Hattie and Timperley (2007) describe feedback as information that bridges the gap between current and desired performance. Their model answering Where am I going? How am I going? Where to next? frames feedback as an ongoing loop of clarification, evaluation, and planning. Within this loop, professionals identify goals, gauge progress, and adjust behaviour accordingly. The effectiveness of feedback depends on clarity of purpose and the recipient’s ability to act on it, making self-regulation central to improvement.
Gibbs (1988) deepened this idea by structuring reflection around six stages: description, feelings, evaluation, analysis, conclusion, and action plan. His cycle encourages learners to process both the cognitive and emotional elements of feedback. Acknowledging feelings of disappointment or frustration helps reduce defensiveness and prepares individuals to analyse outcomes objectively. By concluding with an action plan, Gibbs ensures that reflection leads to tangible change, completing the feedback loop with purposeful action.

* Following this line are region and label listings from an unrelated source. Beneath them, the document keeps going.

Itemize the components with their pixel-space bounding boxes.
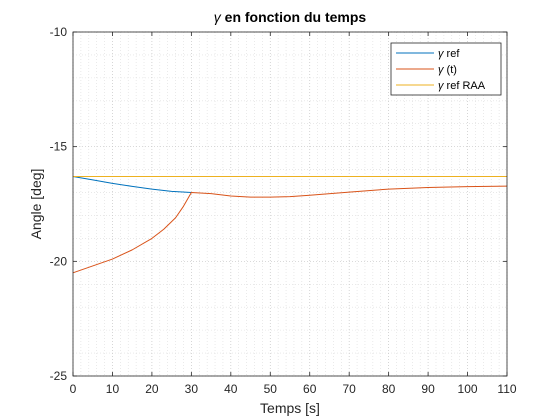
legend-symbol: γ: [438, 64, 445, 76]
minor-grid: [73, 32, 507, 376]
y-tick-label: -10: [50, 25, 68, 39]
legend: γ ref γ (t) γ ref RAA: [390, 42, 502, 96]
legend-box: [390, 42, 502, 96]
chart-title-symbol: γ: [214, 9, 222, 25]
chart-title-text: en fonction du temps: [221, 9, 367, 25]
x-tick-label: 30: [185, 382, 199, 396]
y-tick-label: -20: [50, 254, 68, 268]
x-tick-label: 90: [421, 382, 435, 396]
series-gamma-ref: [72, 175, 192, 194]
chart-title: γ en fonction du temps: [214, 9, 367, 25]
legend-text: ref: [444, 48, 461, 60]
series-layer: [72, 175, 508, 274]
x-tick-label: 10: [106, 382, 120, 396]
x-tick-label: 0: [70, 382, 77, 396]
x-tick-labels: 0 10 20 30 40 50 60 70 80 90 100 110: [70, 382, 517, 396]
legend-symbol: γ: [438, 80, 445, 92]
x-tick-label: 100: [458, 382, 478, 396]
series-gamma-t: [72, 185, 508, 274]
x-tick-label: 110: [497, 382, 516, 396]
y-tick-labels: -25 -20 -15 -10: [50, 25, 68, 383]
x-tick-label: 50: [264, 382, 278, 396]
legend-text: (t): [444, 64, 457, 76]
legend-label-gamma-ref-raa: γ ref RAA: [438, 80, 486, 92]
plot-frame: [72, 31, 508, 377]
legend-label-gamma-ref: γ ref: [438, 48, 460, 60]
x-tick-label: 60: [303, 382, 317, 396]
y-tick-label: -25: [50, 369, 68, 383]
axis-ticks: [72, 31, 508, 377]
legend-entry-gamma-t: γ (t): [396, 64, 457, 76]
x-tick-label: 40: [224, 382, 238, 396]
x-axis-label: Temps [s]: [260, 400, 320, 416]
legend-entry-gamma-ref: γ ref: [396, 48, 460, 60]
legend-entry-gamma-ref-raa: γ ref RAA: [396, 80, 486, 92]
legend-label-gamma-t: γ (t): [438, 64, 457, 76]
x-tick-label: 20: [145, 382, 159, 396]
x-tick-label: 80: [382, 382, 396, 396]
y-axis-label: Angle [deg]: [28, 169, 44, 240]
legend-text: ref RAA: [444, 80, 486, 92]
y-tick-label: -15: [50, 140, 68, 154]
legend-symbol: γ: [438, 48, 445, 60]
x-tick-label: 70: [343, 382, 357, 396]
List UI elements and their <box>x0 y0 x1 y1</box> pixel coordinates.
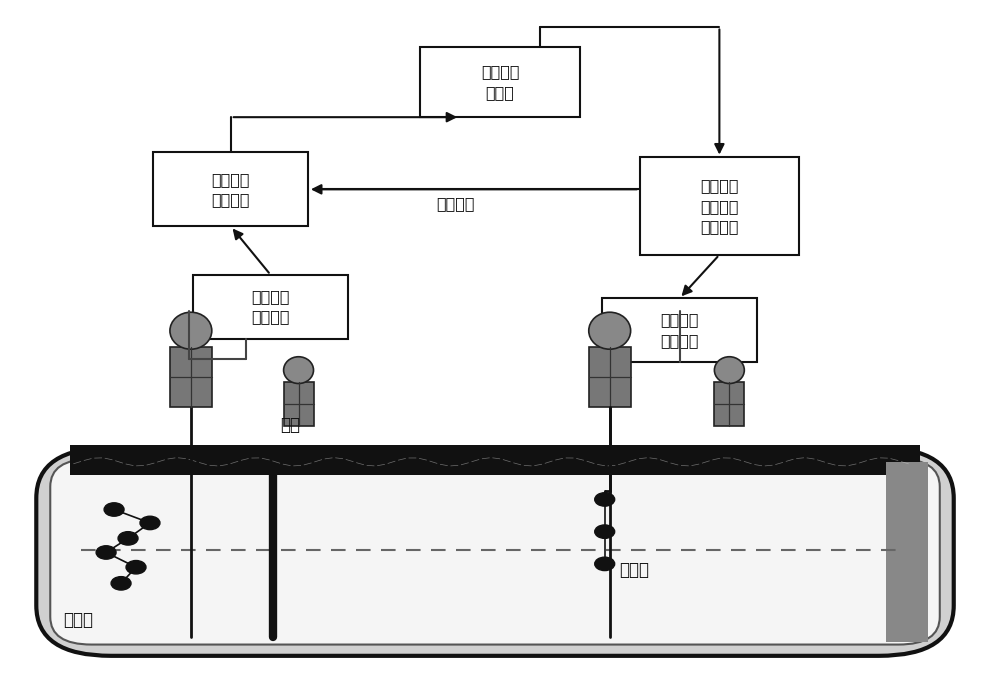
Bar <box>70 445 920 474</box>
FancyBboxPatch shape <box>193 275 348 338</box>
FancyBboxPatch shape <box>602 299 757 362</box>
FancyBboxPatch shape <box>50 459 940 644</box>
Bar <box>170 347 212 408</box>
Circle shape <box>104 503 124 516</box>
Circle shape <box>595 525 615 539</box>
Circle shape <box>595 493 615 506</box>
Text: 多通道功
率放大器: 多通道功 率放大器 <box>660 313 699 348</box>
Circle shape <box>140 516 160 530</box>
Text: 发射阵: 发射阵 <box>620 561 650 579</box>
Bar <box>886 462 928 642</box>
FancyBboxPatch shape <box>420 47 580 117</box>
Ellipse shape <box>170 312 212 349</box>
Circle shape <box>126 561 146 574</box>
Ellipse shape <box>589 312 631 349</box>
Text: 多通道滤
波放大器: 多通道滤 波放大器 <box>251 289 290 324</box>
Circle shape <box>118 532 138 545</box>
Ellipse shape <box>284 357 314 384</box>
Text: 接收阵: 接收阵 <box>63 611 93 629</box>
Circle shape <box>96 546 116 559</box>
Text: 试样: 试样 <box>281 417 301 434</box>
Text: 多通道独
立控制信
号输出仪: 多通道独 立控制信 号输出仪 <box>700 178 739 234</box>
Text: 同步信号: 同步信号 <box>436 197 474 212</box>
Bar <box>589 347 631 408</box>
Bar <box>714 382 744 425</box>
FancyBboxPatch shape <box>36 448 954 656</box>
Circle shape <box>111 577 131 590</box>
FancyBboxPatch shape <box>153 152 308 226</box>
Bar <box>284 382 314 425</box>
Ellipse shape <box>714 357 744 384</box>
Text: 多通道信
号采集器: 多通道信 号采集器 <box>212 172 250 207</box>
FancyBboxPatch shape <box>640 158 799 255</box>
Text: 计算机处
理系统: 计算机处 理系统 <box>481 64 519 100</box>
Circle shape <box>595 557 615 571</box>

How people respond to feedback is shaped by mindset. Dweck (2006) distinguishes between a fixed mindset, which views ability as static, and a growth mindset, which treats setbacks as opportunities for development. Professionals with a growth mindset engage more deeply with feedback, persist through challenges, and adapt their strategies until improvement occurs. This approach transforms feedback from evaluation into learning, supporting innovation and continual skill refinement.
Setbacks also test emotional resources. Luthans, Youssef and Avolio (2007) identify psychological capital, hope, efficacy, resilience, and optimism (the HERO model), as key attributes that enable individuals to recover from failure. Hope generates motivation to find alternative routes to success; efficacy builds confidence to apply feedback; resilience supports persistence; and optimism maintains belief in eventual progress. Strengthening these traits turns the discomfort of critique into the energy for renewal.

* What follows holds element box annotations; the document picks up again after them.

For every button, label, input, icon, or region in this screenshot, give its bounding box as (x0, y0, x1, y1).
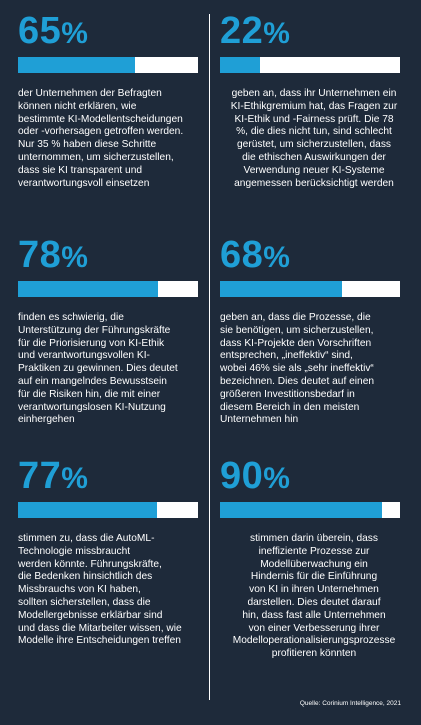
stat-description: der Unternehmen der Befragten können nic… (18, 88, 184, 189)
stat-block: 90% stimmen darin überein, dass ineffizi… (220, 457, 408, 661)
stat-bar-fill (18, 502, 157, 518)
stat-bar (18, 57, 198, 73)
stat-bar-fill (18, 281, 159, 297)
stat-block: 22% geben an, dass ihr Unternehmen ein K… (220, 12, 408, 190)
stat-bar-fill (220, 502, 382, 518)
stat-bar-fill (18, 57, 135, 73)
stat-bar (220, 57, 400, 73)
stat-percentage: 90% (220, 455, 291, 497)
stat-bar (220, 502, 400, 518)
stat-percentage: 68% (220, 234, 291, 276)
stat-description: stimmen darin überein, dass ineffiziente… (232, 533, 396, 660)
stat-description: stimmen zu, dass die AutoML- Technologie… (18, 533, 182, 647)
stat-description: geben an, dass die Prozesse, die sie ben… (220, 312, 375, 426)
stat-percentage: 65% (18, 10, 89, 52)
stat-block: 68% geben an, dass die Prozesse, die sie… (220, 236, 408, 427)
stat-percentage: 78% (18, 234, 89, 276)
stat-bar-fill (220, 281, 343, 297)
stat-block: 65% der Unternehmen der Befragten können… (18, 12, 206, 190)
source-note: Quelle: Corinium Intelligence, 2021 (299, 700, 401, 707)
stat-bar (18, 502, 198, 518)
stat-bar (220, 281, 400, 297)
stat-bar-fill (220, 57, 260, 73)
stat-block: 78% finden es schwierig, die Unterstützu… (18, 236, 206, 427)
stat-description: finden es schwierig, die Unterstützung d… (18, 312, 178, 426)
stat-description: geben an, dass ihr Unternehmen ein KI-Et… (230, 88, 398, 189)
stat-block: 77% stimmen zu, dass die AutoML- Technol… (18, 457, 206, 648)
stat-percentage: 22% (220, 10, 291, 52)
stat-bar (18, 281, 198, 297)
stat-percentage: 77% (18, 455, 89, 497)
center-divider (209, 14, 210, 700)
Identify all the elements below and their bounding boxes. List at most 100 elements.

Feedback thrives only within environments that invite honesty and dialogue. Edmondson (2019) shows that psychological safety, the shared belief that it is safe to take interpersonal risks, allows people to admit mistakes, seek clarification, and share learning. Without it, even accurate feedback can be filtered or ignored through fear of blame. Creating such safety requires leaders and peers to model openness, frame errors as data, and respond appreciatively when concerns are raised.
Gathering feedback effectively is an active skill, not a passive event. London and Smither (2002) describe feedback orientation, the degree to which individuals seek, welcome, and use feedback, as a driver of continuous performance improvement. Professionals can obtain feedback formally through performance reviews, mentoring, or structured 360-degree assessments, and informally through peer conversations, after-action reviews, or client interactions. Combining both ensures a richer and timelier picture of performance. Integrating these methods into a deliberate feedback loop, receiving, reflecting, and applying, creates a self-reinforcing system of growth.
When these perspectives are combined, feedback becomes more than information exchange: it is a dynamic cycle of reflection, resilience, and renewal. Individuals who embrace this process demonstrate adaptability and psychological maturity. They transform setbacks into stepping-stones, using every challenge as evidence to refine judgement and sustain learning throughout their careers.
Action Point
Identify one recent setback or piece of feedback that challenged you. Using Gibbs’ reflective cycle, explore your reactions, insights, and what actions you can take next. How can you strengthen your feedback loop so learning becomes a consistent part of your development?